Of the 3649 randomized patients (mean age, 52.4 years; 3643 women [99.8%]), all (100%) were included in analyses. After a second interim analysis, futility was declared for patients who were ER/PgR-, so the primary analysis was conducted for 2533 patients who were ER/PgR+. The median duration of follow-up in the ER/PgR+ group was 96.2 months (range, 0.2-121 months). Invasive disease-free survival events occurred in 465 patients who were ER/PgR+. The incidence rates for invasive disease-free survival events were 2.78 per 100 patient-years in the metformin group vs 2.74 per 100 patient-years in the placebo group (hazard ratio [HR], 1.01; 95% CI, 0.84-1.21; P = .93), and the incidence rates for death were 1.46 per 100 patient-years in the metformin group vs 1.32 per 100 patient-years in the placebo group (HR, 1.10; 95% CI, 0.86-1.41; P = .47). Among patients who were ER/PgR-, followed up for a median of 94.1 months, incidence of invasive disease-free survival events was 3.58 vs 3.60 per 100 patient-years, respectively (HR, 1.01; 95% CI, 0.79-1.30; P = .92). None of the 3 secondary outcomes analyzed in the ER/PgR+ group had statistically significant differences. Grade 3 nonhematological toxic events occurred more frequently in patients taking metformin than in patients taking placebo (21.5% vs 17.5%, respectively, P = .003). The most common grade 3 or higher adverse events in the metformin vs placebo groups were hypertension (2.4% vs 1.9%), irregular menses (1.5% vs 1.4%), and diarrhea (1.9% vs 7.0%).

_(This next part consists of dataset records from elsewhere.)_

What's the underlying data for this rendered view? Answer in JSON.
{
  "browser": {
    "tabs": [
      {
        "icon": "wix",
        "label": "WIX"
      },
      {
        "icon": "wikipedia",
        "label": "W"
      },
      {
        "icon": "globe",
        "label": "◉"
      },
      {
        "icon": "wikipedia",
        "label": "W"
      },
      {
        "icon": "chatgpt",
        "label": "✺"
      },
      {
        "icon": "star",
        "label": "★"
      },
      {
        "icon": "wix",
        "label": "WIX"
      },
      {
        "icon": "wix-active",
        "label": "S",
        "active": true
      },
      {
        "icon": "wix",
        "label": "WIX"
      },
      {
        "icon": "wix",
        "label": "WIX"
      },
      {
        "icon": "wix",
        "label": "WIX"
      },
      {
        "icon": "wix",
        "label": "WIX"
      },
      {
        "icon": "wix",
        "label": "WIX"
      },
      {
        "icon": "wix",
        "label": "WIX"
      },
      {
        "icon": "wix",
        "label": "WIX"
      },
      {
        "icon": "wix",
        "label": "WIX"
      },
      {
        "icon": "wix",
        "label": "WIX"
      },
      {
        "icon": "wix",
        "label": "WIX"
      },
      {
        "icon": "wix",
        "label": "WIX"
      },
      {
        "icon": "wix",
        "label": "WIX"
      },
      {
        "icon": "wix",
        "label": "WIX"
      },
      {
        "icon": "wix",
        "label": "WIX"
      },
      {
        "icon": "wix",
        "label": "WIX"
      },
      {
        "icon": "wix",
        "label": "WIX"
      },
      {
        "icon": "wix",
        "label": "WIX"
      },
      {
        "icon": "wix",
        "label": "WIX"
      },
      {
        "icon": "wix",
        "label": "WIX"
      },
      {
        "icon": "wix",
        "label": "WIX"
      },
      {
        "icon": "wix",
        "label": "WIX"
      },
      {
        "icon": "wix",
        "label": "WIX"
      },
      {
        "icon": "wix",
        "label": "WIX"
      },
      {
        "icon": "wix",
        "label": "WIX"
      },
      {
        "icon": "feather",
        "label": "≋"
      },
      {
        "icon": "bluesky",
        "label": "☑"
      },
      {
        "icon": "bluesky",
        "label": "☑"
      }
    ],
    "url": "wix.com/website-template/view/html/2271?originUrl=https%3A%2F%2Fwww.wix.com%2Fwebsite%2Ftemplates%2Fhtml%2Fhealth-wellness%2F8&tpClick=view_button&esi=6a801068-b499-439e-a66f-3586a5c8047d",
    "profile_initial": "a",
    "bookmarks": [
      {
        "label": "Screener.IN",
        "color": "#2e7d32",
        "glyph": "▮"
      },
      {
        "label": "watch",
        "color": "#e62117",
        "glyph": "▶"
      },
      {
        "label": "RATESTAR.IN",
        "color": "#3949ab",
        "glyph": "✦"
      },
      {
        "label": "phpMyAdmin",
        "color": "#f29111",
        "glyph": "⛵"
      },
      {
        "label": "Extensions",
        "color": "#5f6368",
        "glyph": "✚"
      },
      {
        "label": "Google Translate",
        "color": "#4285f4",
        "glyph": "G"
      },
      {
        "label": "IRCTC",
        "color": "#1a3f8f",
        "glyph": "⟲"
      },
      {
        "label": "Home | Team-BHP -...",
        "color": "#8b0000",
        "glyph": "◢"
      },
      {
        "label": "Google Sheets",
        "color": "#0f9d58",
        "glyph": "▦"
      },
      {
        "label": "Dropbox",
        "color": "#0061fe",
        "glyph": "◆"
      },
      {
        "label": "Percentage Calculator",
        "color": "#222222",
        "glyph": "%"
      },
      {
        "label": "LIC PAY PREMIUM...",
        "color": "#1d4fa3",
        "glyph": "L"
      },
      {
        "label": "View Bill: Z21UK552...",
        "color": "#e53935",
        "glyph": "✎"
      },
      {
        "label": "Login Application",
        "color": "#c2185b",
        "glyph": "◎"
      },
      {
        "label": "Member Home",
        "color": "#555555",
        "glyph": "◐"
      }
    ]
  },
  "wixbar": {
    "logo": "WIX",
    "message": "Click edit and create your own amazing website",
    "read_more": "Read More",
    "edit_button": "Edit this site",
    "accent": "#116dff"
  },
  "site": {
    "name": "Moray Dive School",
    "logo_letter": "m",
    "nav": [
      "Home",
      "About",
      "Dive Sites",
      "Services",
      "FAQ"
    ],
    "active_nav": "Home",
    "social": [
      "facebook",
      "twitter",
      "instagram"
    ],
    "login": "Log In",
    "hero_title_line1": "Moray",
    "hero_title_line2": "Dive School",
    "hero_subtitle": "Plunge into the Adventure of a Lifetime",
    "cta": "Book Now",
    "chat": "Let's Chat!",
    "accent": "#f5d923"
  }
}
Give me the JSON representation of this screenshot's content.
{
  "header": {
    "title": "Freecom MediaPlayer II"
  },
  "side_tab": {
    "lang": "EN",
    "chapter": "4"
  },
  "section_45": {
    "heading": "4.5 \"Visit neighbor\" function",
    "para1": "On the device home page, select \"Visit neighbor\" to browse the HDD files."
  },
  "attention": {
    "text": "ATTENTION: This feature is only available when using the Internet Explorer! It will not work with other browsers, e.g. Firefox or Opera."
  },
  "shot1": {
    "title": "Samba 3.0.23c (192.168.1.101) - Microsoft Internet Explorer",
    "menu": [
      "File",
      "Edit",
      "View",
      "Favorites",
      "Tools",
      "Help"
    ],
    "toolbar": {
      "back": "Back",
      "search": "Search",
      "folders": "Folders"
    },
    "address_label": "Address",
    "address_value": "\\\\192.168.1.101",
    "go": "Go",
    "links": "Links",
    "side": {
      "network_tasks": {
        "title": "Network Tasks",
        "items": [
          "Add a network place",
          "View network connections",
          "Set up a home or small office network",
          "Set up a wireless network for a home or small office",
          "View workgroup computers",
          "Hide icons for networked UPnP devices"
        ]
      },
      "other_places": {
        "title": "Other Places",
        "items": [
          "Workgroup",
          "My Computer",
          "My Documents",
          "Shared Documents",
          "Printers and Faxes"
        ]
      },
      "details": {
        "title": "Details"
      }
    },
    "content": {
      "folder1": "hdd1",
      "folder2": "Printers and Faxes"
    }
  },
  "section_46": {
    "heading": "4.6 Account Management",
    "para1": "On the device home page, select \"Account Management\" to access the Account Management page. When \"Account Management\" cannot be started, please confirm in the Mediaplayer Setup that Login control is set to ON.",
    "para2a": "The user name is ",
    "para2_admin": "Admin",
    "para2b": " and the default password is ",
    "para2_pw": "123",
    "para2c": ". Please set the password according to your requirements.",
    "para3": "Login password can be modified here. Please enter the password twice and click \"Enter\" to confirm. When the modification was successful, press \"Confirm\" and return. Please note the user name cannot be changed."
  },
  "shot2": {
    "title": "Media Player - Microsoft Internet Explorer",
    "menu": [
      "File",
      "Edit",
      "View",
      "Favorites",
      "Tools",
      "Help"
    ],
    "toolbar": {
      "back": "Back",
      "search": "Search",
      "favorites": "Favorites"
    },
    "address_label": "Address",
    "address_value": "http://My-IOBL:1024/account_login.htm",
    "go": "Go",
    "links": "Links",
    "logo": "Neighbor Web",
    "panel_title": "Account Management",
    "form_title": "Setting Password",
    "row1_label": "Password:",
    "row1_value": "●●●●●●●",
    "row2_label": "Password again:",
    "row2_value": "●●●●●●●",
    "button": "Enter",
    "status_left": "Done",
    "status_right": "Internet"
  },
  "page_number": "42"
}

Among patients with high-risk operable breast cancer without diabetes, the addition of metformin vs placebo to standard breast cancer treatment did not significantly improve invasive disease-free survival.
ClinicalTrials.gov Identifier: NCT01101438.
二甲双胍是一种常用于治疗 2 型糖尿病的双胍类药物,在观察性和临床前研究中,它与乳腺癌各亚型的潜在有益作用相关。
确定辅助治疗乳腺癌的二甲双胍(与安慰剂相比)是否能改善无糖尿病的乳腺癌患者的结局。
设计、地点和参与者:MA.32 是一项 3 期随机、安慰剂对照、双盲试验,在加拿大、瑞士、美国和英国进行,纳入了 3649 例接受标准治疗的高危非转移性乳腺癌患者,入组时间为 2010 年 8 月至 2013 年 3 月,随访至 2020 年 10 月。
患者被随机(按激素受体[雌激素受体和/或孕激素受体{ER/PgR}]状态、阳性与阴性;体重指数,≤30 与>30;人表皮生长因子受体 2[ERBB2,以前称为 HER2 或 HER2/neu],阳性与阴性;以及任何与无化疗)分为每天口服 850 mg 二甲双胍两次(n = 1824)或每天口服安慰剂两次(n = 1825),疗程为 5 年。
主要结局是激素受体阳性乳腺癌的无侵袭性疾病生存。在 8 个次要结局中,分析了总生存、远处无复发生存和乳腺癌无间隔。
在 3649 例随机患者中(平均年龄 52.4 岁;3643 例女性[99.8%]),所有患者(100%)均纳入分析。在第二次中期分析后,宣布 ER/PgR-患者无效,因此对 2533 例 ER/PgR+患者进行了主要分析。ER/PgR+组的中位随访时间为 96.2 个月(范围,0.2-121 个月)。在 ER/PgR+患者中发生了 465 例侵袭性疾病无事件。二甲双胍组的无侵袭性疾病无事件发生率为每 100 患者年 2.78 例,安慰剂组为每 100 患者年 2.74 例(危险比[HR],1.01;95%置信区间[CI],0.84-1.21;P = 0.93),死亡率分别为每 100 患者年 1.46 例和每 100 患者年 1.32 例(HR,1.10;95%CI,0.86-1.41;P = 0.47)。在 ER/PgR-患者中,中位随访 94.1 个月,无侵袭性疾病无事件发生率分别为每 100 患者年 3.58 例和 3.60 例(HR,1.01;95%CI,0.79-1.30;P = 0.92)。在 ER/PgR+组中分析的 3 个次要结局均无统计学差异。服用二甲双胍的患者比服用安慰剂的患者更常发生 3 级非血液学毒性事件(分别为 21.5%与 17.5%,P = 0.003)。二甲双胍组比安慰剂组更常见的 3 级或更高级别的不良事件为高血压(2.4%比 1.9%)、不规则月经(1.5%比 1.4%)和腹泻(1.9%比 7.0%)。
在无糖尿病的高危可手术乳腺癌患者中,与标准乳腺癌治疗相比,添加二甲双胍并不能显著改善无侵袭性疾病生存。
ClinicalTrials.gov 标识符:NCT01101438。